These women have a variety of ornaments, but little clothes. Necklaces of various kinds are highly esteemed among them, especially when they are made of the teeth of the jaguar and alligator, inasmuch as such ornaments indicate the prowess of their admirers. The appearance of a Carib woman in full dress is not very attractive. These people are short, thick necked, and awkward looking, and in those respects the women are much worse than the men. Of the ten portraits there is not one that can bear comparison with the female inhabitants of Southern Africa, such as have been figured in the first part of this work. Their short necks are cumbered with row upon row of necklaces, their only dress is a narrow strip of blue cloth, and they have done their best to make themselves entirely hideous by the abominable sapuru.
Then, by way of adding to their attractions, they perforate the under lip, and wear in it one or several pins, the heads being within the mouth and the points projecting outward. Some of the women smear their whole bodies and limbs with the annatto dye, which gives them the appearance as if blood were exuding from every pore; and the reader may well imagine the appearance of such women, with pins sticking through their lips, their bosoms covered with row upon row of necklaces, their reddened limbs variegated with blue spots, and their legs swollen and distorted by the effects of the sapuru.
The Carib men wear an article of dress which is almost exactly like that which is worn by the inhabitants of the Nicobar Islands. It is a narrow but very long scarf, woven from cotton fibre. After passing round the waist and between the legs, it is tucked into the girdle, and then is so long that it can be hung over the shoulder like a Highlander’s plaid. The men are very proud of a good girdle, and adorn it plentifully with cotton tassels, beetles’ wings, and similar ornaments.
Of all the Guianan tribes, the Waraus are least careful respecting dress. Even the women wear nothing but a triangular piece of bark, or a similarly shaped article of apparel formed from the spathe of the young palm leaf. This spathe is also used for a head dress by several tribes. In order to understand the structure of this article the reader must remember that the palm tree is an endogenous plant, and that all the leaves spring from a central shoot. From this same spot there also starts a conical shoot, which contains the flowers. In its earlier stages of development this shoot is covered with a membranous envelope, called a spathe, which bursts in order to allow the enclosed flower-stalk to develop itself. Before it has attained its full development, the spathe is drawn off the flower-stalk and soaked in water for a time, until all the green substance becomes decomposed, and can be washed away from the fibrous framework. The well-known skeleton leaves are prepared in exactly the same manner.

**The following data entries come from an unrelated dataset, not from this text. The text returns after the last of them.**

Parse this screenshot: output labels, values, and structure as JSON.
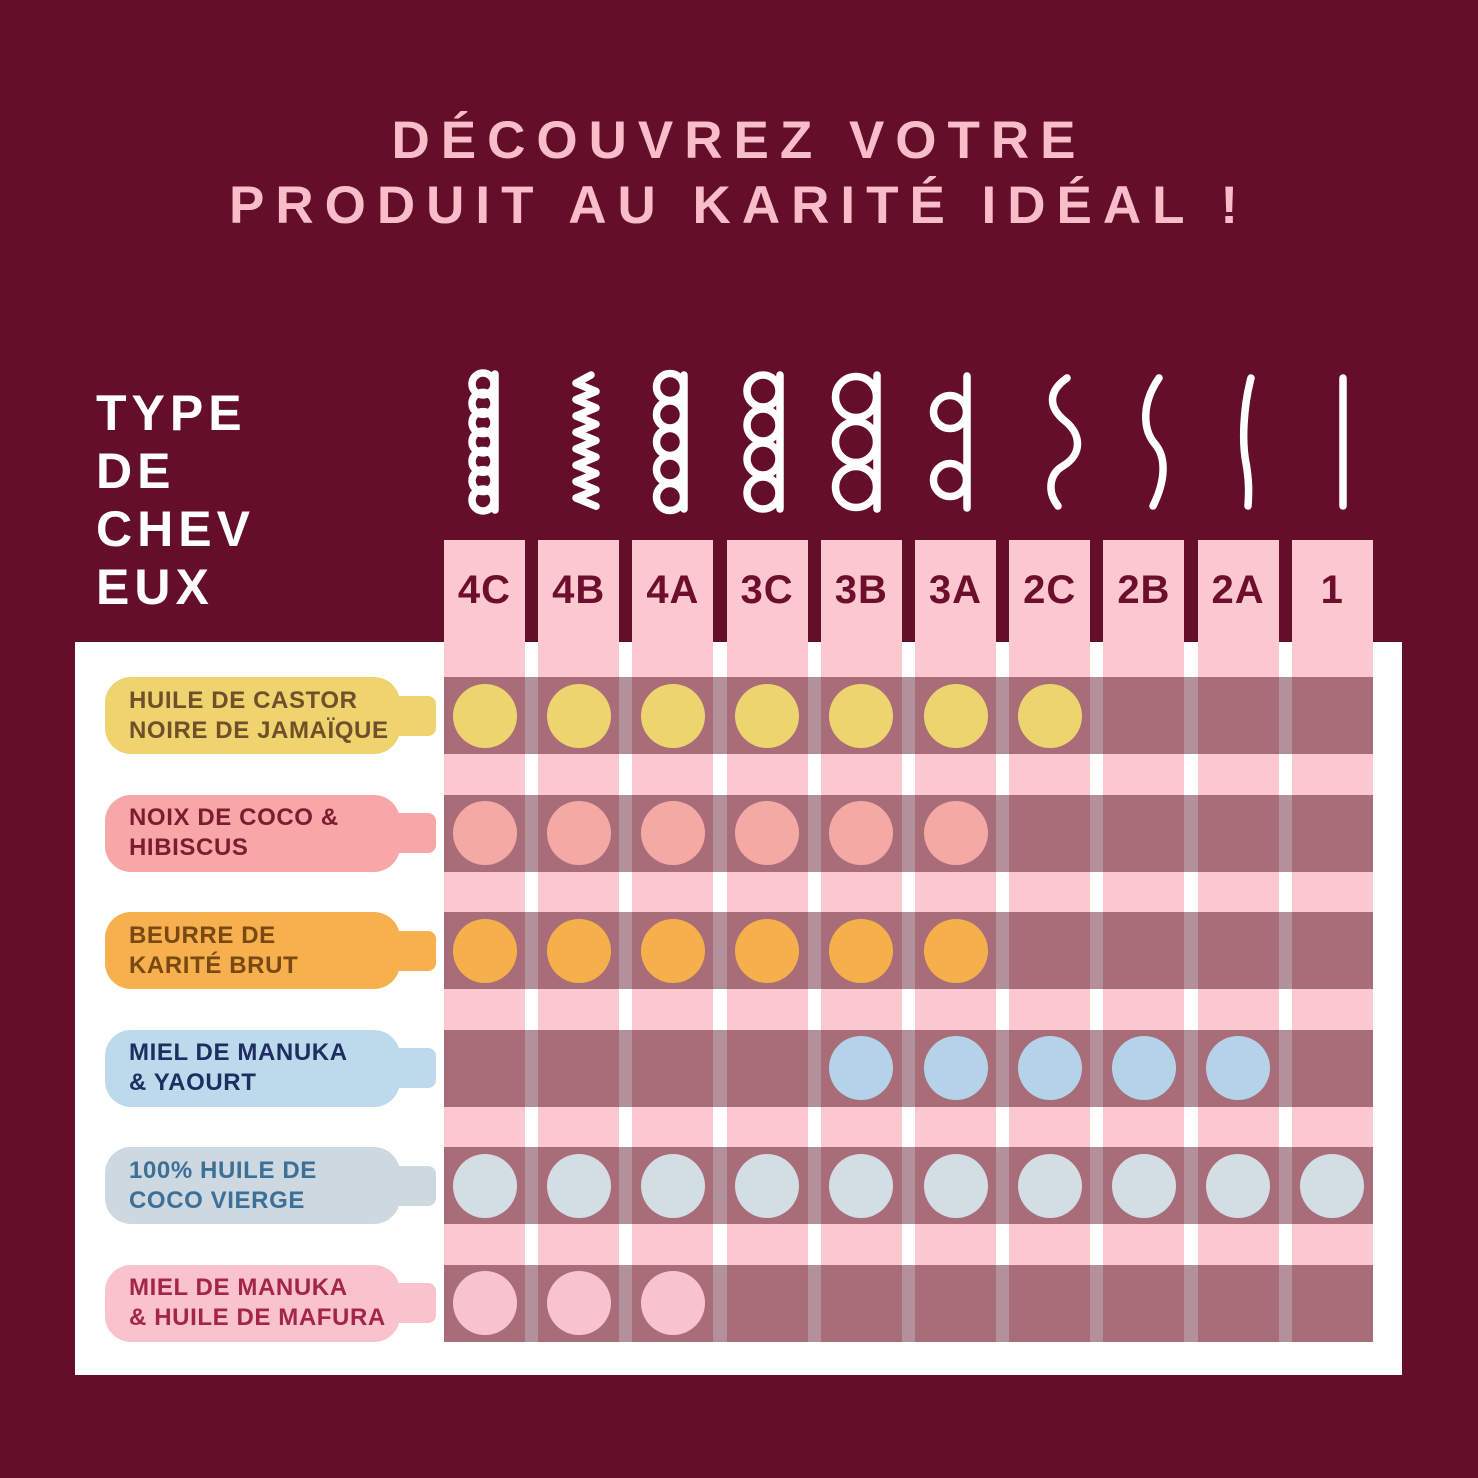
{
  "title": {
    "line1": "DÉCOUVREZ VOTRE",
    "line2": "PRODUIT AU KARITÉ IDÉAL !"
  },
  "hair_type_label": {
    "lines": [
      "TYPE",
      "DE",
      "CHEV",
      "EUX"
    ]
  },
  "grid": {
    "columns": [
      {
        "label": "4C",
        "icon": "coil-tight-icon"
      },
      {
        "label": "4B",
        "icon": "zigzag-icon"
      },
      {
        "label": "4A",
        "icon": "coil-small-icon"
      },
      {
        "label": "3C",
        "icon": "coil-medium-icon"
      },
      {
        "label": "3B",
        "icon": "coil-large-icon"
      },
      {
        "label": "3A",
        "icon": "coil-loose-icon"
      },
      {
        "label": "2C",
        "icon": "wave-strong-icon"
      },
      {
        "label": "2B",
        "icon": "wave-soft-icon"
      },
      {
        "label": "2A",
        "icon": "wave-slight-icon"
      },
      {
        "label": "1",
        "icon": "straight-icon"
      }
    ],
    "rows": [
      {
        "lines": [
          "HUILE DE CASTOR",
          "NOIRE DE JAMAÏQUE"
        ],
        "bottle_color": "#eed36e",
        "text_color": "#70502a",
        "dot_color": "#eed46f",
        "dots": [
          "4C",
          "4B",
          "4A",
          "3C",
          "3B",
          "3A",
          "2C"
        ]
      },
      {
        "lines": [
          "NOIX DE COCO &",
          "HIBISCUS"
        ],
        "bottle_color": "#f7a7a7",
        "text_color": "#7c1c30",
        "dot_color": "#f5a9a4",
        "dots": [
          "4C",
          "4B",
          "4A",
          "3C",
          "3B",
          "3A"
        ]
      },
      {
        "lines": [
          "BEURRE DE",
          "KARITÉ BRUT"
        ],
        "bottle_color": "#f6b04e",
        "text_color": "#7a4812",
        "dot_color": "#f5b04c",
        "dots": [
          "4C",
          "4B",
          "4A",
          "3C",
          "3B",
          "3A"
        ]
      },
      {
        "lines": [
          "MIEL DE MANUKA",
          "& YAOURT"
        ],
        "bottle_color": "#bddaed",
        "text_color": "#1d2e61",
        "dot_color": "#b5d3e8",
        "dots": [
          "3B",
          "3A",
          "2C",
          "2B",
          "2A"
        ]
      },
      {
        "lines": [
          "100% HUILE DE",
          "COCO VIERGE"
        ],
        "bottle_color": "#cdd8e1",
        "text_color": "#3d7096",
        "dot_color": "#d3dde4",
        "dots": [
          "4C",
          "4B",
          "4A",
          "3C",
          "3B",
          "3A",
          "2C",
          "2B",
          "2A",
          "1"
        ]
      },
      {
        "lines": [
          "MIEL DE MANUKA",
          "& HUILE DE MAFURA"
        ],
        "bottle_color": "#f9c2cd",
        "text_color": "#a32646",
        "dot_color": "#f8c2ce",
        "dots": [
          "4C",
          "4B",
          "4A"
        ]
      }
    ]
  },
  "colors": {
    "background": "#650e29",
    "title": "#f8bdc9",
    "panel": "#ffffff",
    "column": "#fcc8d0",
    "band_gap": "#b4909b",
    "band_cell": "#a96d7a",
    "header_text": "#6d0e2c",
    "icon": "#ffffff"
  },
  "chart_data": {
    "type": "table",
    "title": "DÉCOUVREZ VOTRE PRODUIT AU KARITÉ IDÉAL !",
    "x_axis_label": "TYPE DE CHEVEUX",
    "columns": [
      "4C",
      "4B",
      "4A",
      "3C",
      "3B",
      "3A",
      "2C",
      "2B",
      "2A",
      "1"
    ],
    "rows": [
      {
        "product": "HUILE DE CASTOR NOIRE DE JAMAÏQUE",
        "suitable_for": [
          "4C",
          "4B",
          "4A",
          "3C",
          "3B",
          "3A",
          "2C"
        ]
      },
      {
        "product": "NOIX DE COCO & HIBISCUS",
        "suitable_for": [
          "4C",
          "4B",
          "4A",
          "3C",
          "3B",
          "3A"
        ]
      },
      {
        "product": "BEURRE DE KARITÉ BRUT",
        "suitable_for": [
          "4C",
          "4B",
          "4A",
          "3C",
          "3B",
          "3A"
        ]
      },
      {
        "product": "MIEL DE MANUKA & YAOURT",
        "suitable_for": [
          "3B",
          "3A",
          "2C",
          "2B",
          "2A"
        ]
      },
      {
        "product": "100% HUILE DE COCO VIERGE",
        "suitable_for": [
          "4C",
          "4B",
          "4A",
          "3C",
          "3B",
          "3A",
          "2C",
          "2B",
          "2A",
          "1"
        ]
      },
      {
        "product": "MIEL DE MANUKA & HUILE DE MAFURA",
        "suitable_for": [
          "4C",
          "4B",
          "4A"
        ]
      }
    ],
    "legend_position": "none",
    "grid": "matrix of pink columns crossed by translucent maroon product bands; a dot marks suitability"
  }
}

When decomposition is complete, the spathe is carefully washed in running water, so that the whole of the green matter is removed and nothing is left but the tougher fibres. These are tangled together in a very remarkable manner, so as to be very elastic, and to allow the fabric to be stretched in different directions without causing any interstices to appear between them.
In this state the spathe is conical, of a yellow-brown color, and extraordinarily light. A specimen in my possession, though measuring twenty-seven inches in length, weighs barely half an ounce.
When the native wishes to convert the spathe into a cap, he doubles the open end twice, and then makes a deep fold within eight or nine inches of the tip, thus causing it to assume the shape which is seen in the [illustration] on page 1249. Slight as is the texture of this odd cap, it forms an excellent defence against the rays of the sun, which is the only object of the headdress in such a climate.
The reader will see that the shape, as well as the lightness of the spathe, conduces to its usefulness as an apron as well as a headdress. Such at all events is the only dress for which the Waraus care; and whether on account of the perpetual exposure of their skins, or whether from other causes, the short, stout, sturdy Waraus are much darker than the other tribes—so dark, indeed, that they have been said to approach the blackness of the negro. Mr. Brett thinks their want of cleanliness is one cause of this deeper hue. They are the best native laborers that can be found, and, when they can be induced to shake off their national apathy and fairly begin work, they will do more than any other tribe. Neither do they want so much wages as are required by the other natives, preferring liberal rations of rum to actual wages.
Living as do the Guianan natives in the forests, amid all the wealth of animal life which is found in them, and depending chiefly for their subsistence on their success in hunting, they attain an intimate knowledge of the habits of the various animals, and display considerable skill in taking them. They capture birds, monkeys, and other creatures, not for the sake of killing them, but of domesticating them as pets, and almost every hut has a parrot or two, a monkey, or some such pet attached to it.
The women are especially fond of the little monkeys, and generally carry them on their heads, so that at a little distance they look as if they were wearing a red or a black headdress, according to the species and color of the monkey. They carry their fondness for their animals to such an extent that they treat them in every respect as if they were their children, even allowing them to suck at their breasts in turn with their own offspring.